|
Üstüne bomba yağan siviller yargılansın

Târihinde hiç darbe görmemiş ülkeler var. Ne garip!

Kızamık aşısı vurulan çocuklar gibi “darbe aşısı” olmuşlar sanki.

Hâlbuki bizde öyle mi?

Ortalama ömre sahip bir insan, hayatı boyunca beş-on darbe ve darbe teşebbüsü görür.

Hattâ bazı teşebbüslerden halkın çoğunlukla haberi bile olmaz.

Kanlısı vardır, kansızı vardır.

Sonradan kan dökeni vardır.

Öldürmeyen fakat süründüreni vardır.

Çeşit çeşit.

Eskisi-yenisi, moderni-post moderni, alenisi-gizlisi…

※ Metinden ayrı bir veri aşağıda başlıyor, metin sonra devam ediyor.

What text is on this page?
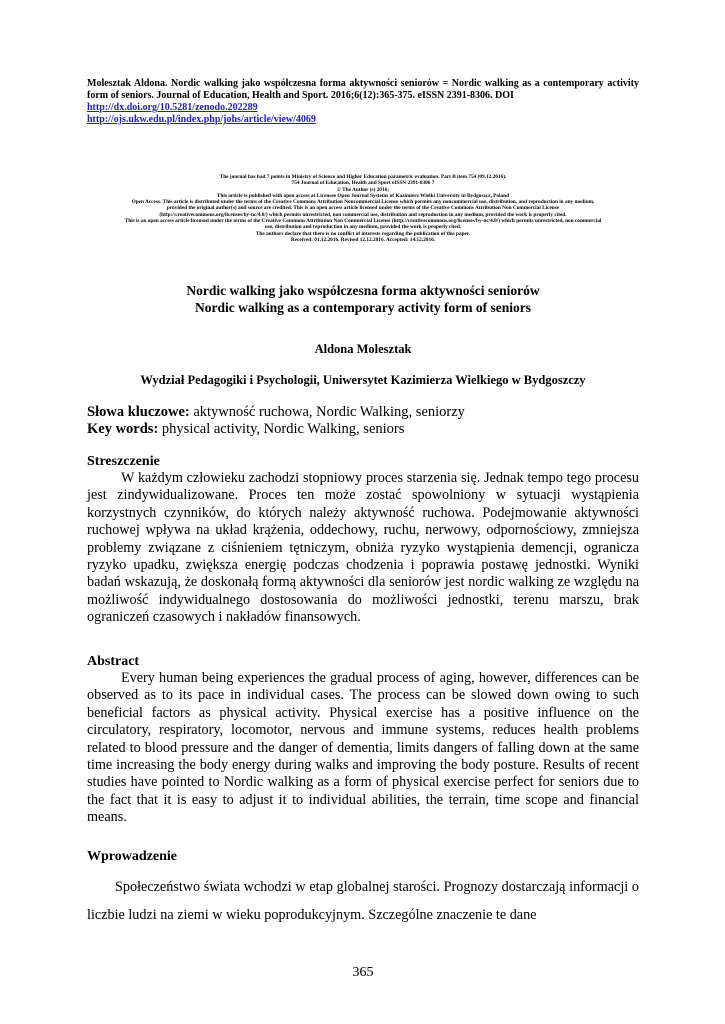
Molesztak Aldona. Nordic walking jako współczesna forma aktywności seniorów = Nordic walking as a contemporary activity form of seniors. Journal of Education, Health and Sport. 2016;6(12):365-375. eISSN 2391-8306. DOI
http://dx.doi.org/10.5281/zenodo.202289
http://ojs.ukw.edu.pl/index.php/johs/article/view/4069
The journal has had 7 points in Ministry of Science and Higher Education parametric evaluation. Part B item 754 (09.12.2016).
754 Journal of Education, Health and Sport eISSN 2391-8306 7
© The Author (s) 2016;
This article is published with open access at Licensee Open Journal Systems of Kazimierz Wielki University in Bydgoszcz, Poland
Open Access. This article is distributed under the terms of the Creative Commons Attribution Noncommercial License which permits any noncommercial use, distribution, and reproduction in any medium,
provided the original author(s) and source are credited. This is an open access article licensed under the terms of the Creative Commons Attribution Non Commercial License
(http://creativecommons.org/licenses/by-nc/4.0/) which permits unrestricted, non commercial use, distribution and reproduction in any medium, provided the work is properly cited.
This is an open access article licensed under the terms of the Creative Commons Attribution Non Commercial License (http://creativecommons.org/licenses/by-nc/4.0/) which permits unrestricted, non commercial
use, distribution and reproduction in any medium, provided the work is properly cited.
The authors declare that there is no conflict of interests regarding the publication of this paper.
Received: 01.12.2016. Revised 12.12.2016. Accepted: 14.12.2016.
Nordic walking jako współczesna forma aktywności seniorów
Nordic walking as a contemporary activity form of seniors
Aldona Molesztak
Wydział Pedagogiki i Psychologii, Uniwersytet Kazimierza Wielkiego w Bydgoszczy
Słowa kluczowe: aktywność ruchowa, Nordic Walking, seniorzy
Key words: physical activity, Nordic Walking, seniors
Streszczenie
W każdym człowieku zachodzi stopniowy proces starzenia się. Jednak tempo tego procesu jest zindywidualizowane. Proces ten może zostać spowolniony w sytuacji wystąpienia korzystnych czynników, do których należy aktywność ruchowa. Podejmowanie aktywności ruchowej wpływa na układ krążenia, oddechowy, ruchu, nerwowy, odpornościowy, zmniejsza problemy związane z ciśnieniem tętniczym, obniża ryzyko wystąpienia demencji, ogranicza ryzyko upadku, zwiększa energię podczas chodzenia i poprawia postawę jednostki. Wyniki badań wskazują, że doskonałą formą aktywności dla seniorów jest nordic walking ze względu na możliwość indywidualnego dostosowania do możliwości jednostki, terenu marszu, brak ograniczeń czasowych i nakładów finansowych.
Abstract
Every human being experiences the gradual process of aging, however, differences can be observed as to its pace in individual cases. The process can be slowed down owing to such beneficial factors as physical activity. Physical exercise has a positive influence on the circulatory, respiratory, locomotor, nervous and immune systems, reduces health problems related to blood pressure and the danger of dementia, limits dangers of falling down at the same time increasing the body energy during walks and improving the body posture. Results of recent studies have pointed to Nordic walking as a form of physical exercise perfect for seniors due to the fact that it is easy to adjust it to individual abilities, the terrain, time scope and financial means.
Wprowadzenie
Społeczeństwo świata wchodzi w etap globalnej starości. Prognozy dostarczają informacji o liczbie ludzi na ziemi w wieku poprodukcyjnym. Szczególne znaczenie te dane
365
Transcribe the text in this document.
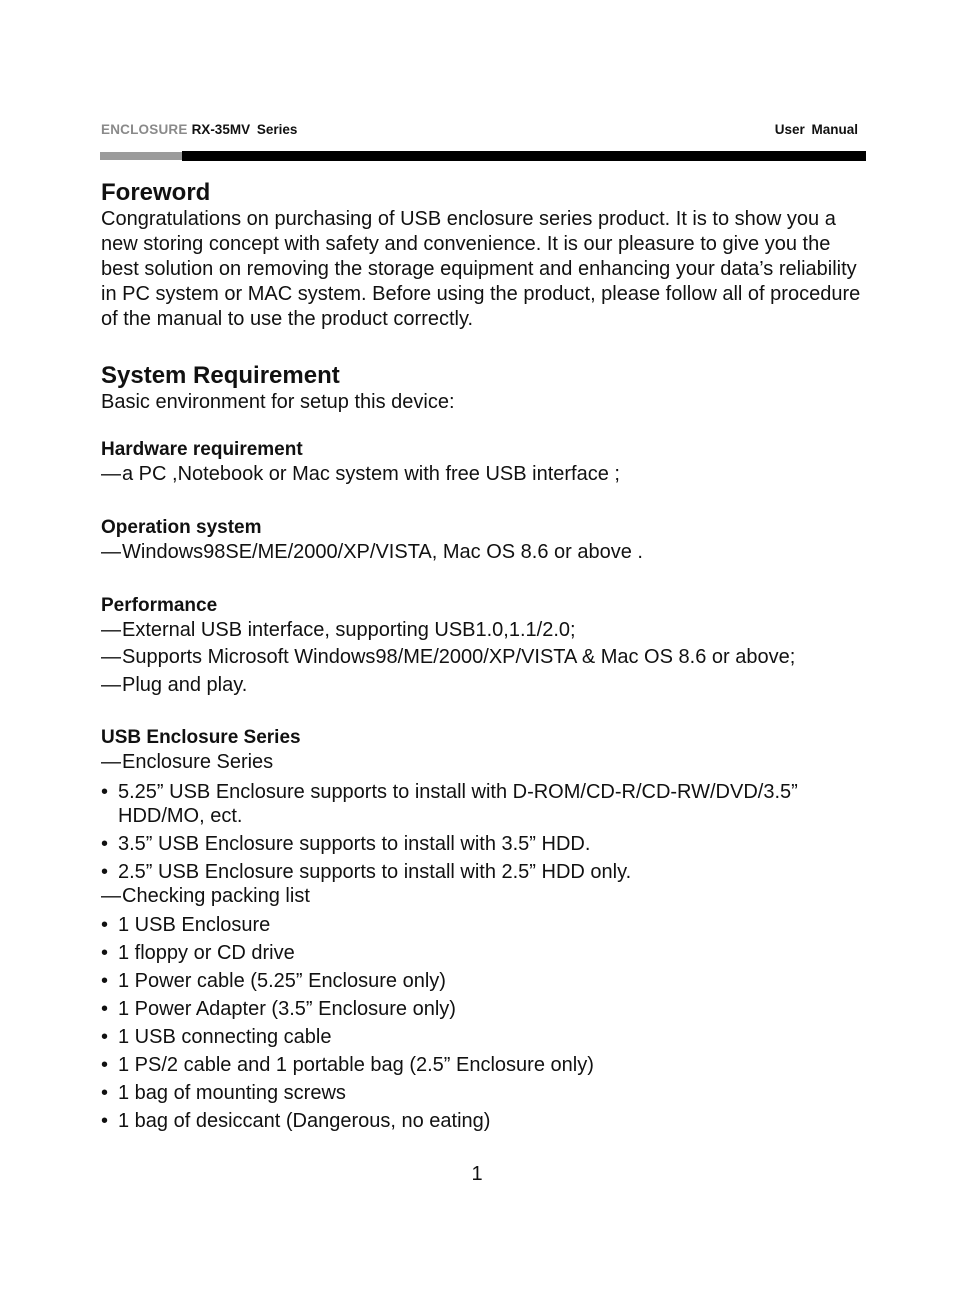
ENCLOSURE RX-35MV Series	User Manual
Foreword

Congratulations on purchasing of USB enclosure series product. It is to show you a new storing concept with safety and convenience. It is our pleasure to give you the best solution on removing the storage equipment and enhancing your data’s reliability in PC system or MAC system. Before using the product, please follow all of procedure of the manual to use the product correctly.

System Requirement

Basic environment for setup this device:

Hardware requirement
—a PC ,Notebook or Mac system with free USB interface ;
Operation system
—Windows98SE/ME/2000/XP/VISTA, Mac OS 8.6 or above .
Performance
—External USB interface, supporting USB1.0,1.1/2.0;
—Supports Microsoft Windows98/ME/2000/XP/VISTA & Mac OS 8.6 or above;
—Plug and play.
USB Enclosure Series
—Enclosure Series
• 5.25” USB Enclosure supports to install with D-ROM/CD-R/CD-RW/DVD/3.5” HDD/MO, ect.
• 3.5” USB Enclosure supports to install with 3.5” HDD.
• 2.5” USB Enclosure supports to install with 2.5” HDD only.
—Checking packing list
• 1 USB Enclosure
• 1 floppy or CD drive
• 1 Power cable (5.25” Enclosure only)
• 1 Power Adapter (3.5” Enclosure only)
• 1 USB connecting cable
• 1 PS/2 cable and 1 portable bag (2.5” Enclosure only)
• 1 bag of mounting screws
• 1 bag of desiccant (Dangerous, no eating)
1
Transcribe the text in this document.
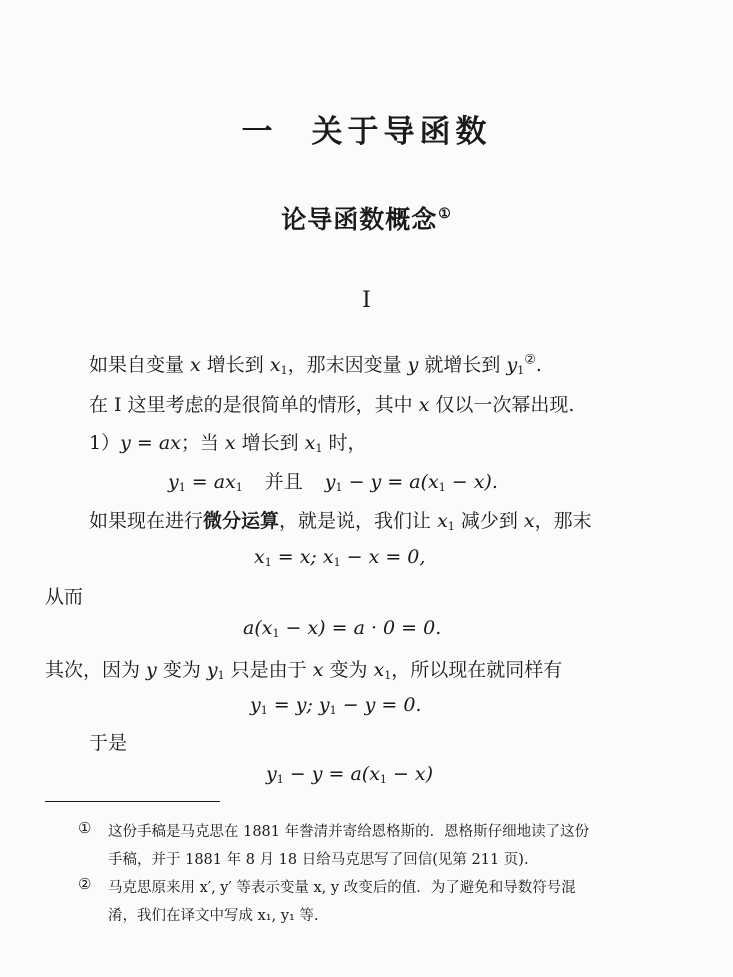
一 关于导函数
论导函数概念①
I
如果自变量 x 增长到 $x_1$，那末因变量 y 就增长到 $y_1^②$.
在 I 这里考虑的是很简单的情形，其中 x 仅以一次幂出现.
1）y = ax；当 x 增长到 $x_1$ 时，
$y_1 = ax_1$ 并且 $y_1 - y = a(x_1 - x)$.
如果现在进行微分运算，就是说，我们让 $x_1$ 减少到 x，那末
$x_1 = x$; $x_1 - x = 0$,
从而
$a(x_1 - x) = a \cdot 0 = 0$.
其次，因为 y 变为 $y_1$ 只是由于 x 变为 $x_1$，所以现在就同样有
$y_1 = y$; $y_1 - y = 0$.
于是
$y_1 - y = a(x_1 - x)$
① 这份手稿是马克思在 1881 年誊清并寄给恩格斯的．恩格斯仔细地读了这份
手稿，并于 1881 年 8 月 18 日给马克思写了回信(见第 211 页).
② 马克思原来用 x′, y′ 等表示变量 x, y 改变后的值．为了避免和导数符号混
淆，我们在译文中写成 x₁, y₁ 等.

Bin yıl sürecek olanı, yüz yıl sürecek olanı, iki yılda hükmünü yitirecek olanı, hiç hükmü bulunmayanı…

Darbe nedir bilmeyen ülkelere bakınca, insan bir tuhaf hissediyor kendini.

*

En kanlı darbeler sıralaması yapsak, 27 Mayıs 1960, 12 Eylül 1980 ve 15 Temmuz 2016 arasında hangisi birinci olacak, hangisi ikinci olacak, sağlıklı bir şekilde anlaşamayız.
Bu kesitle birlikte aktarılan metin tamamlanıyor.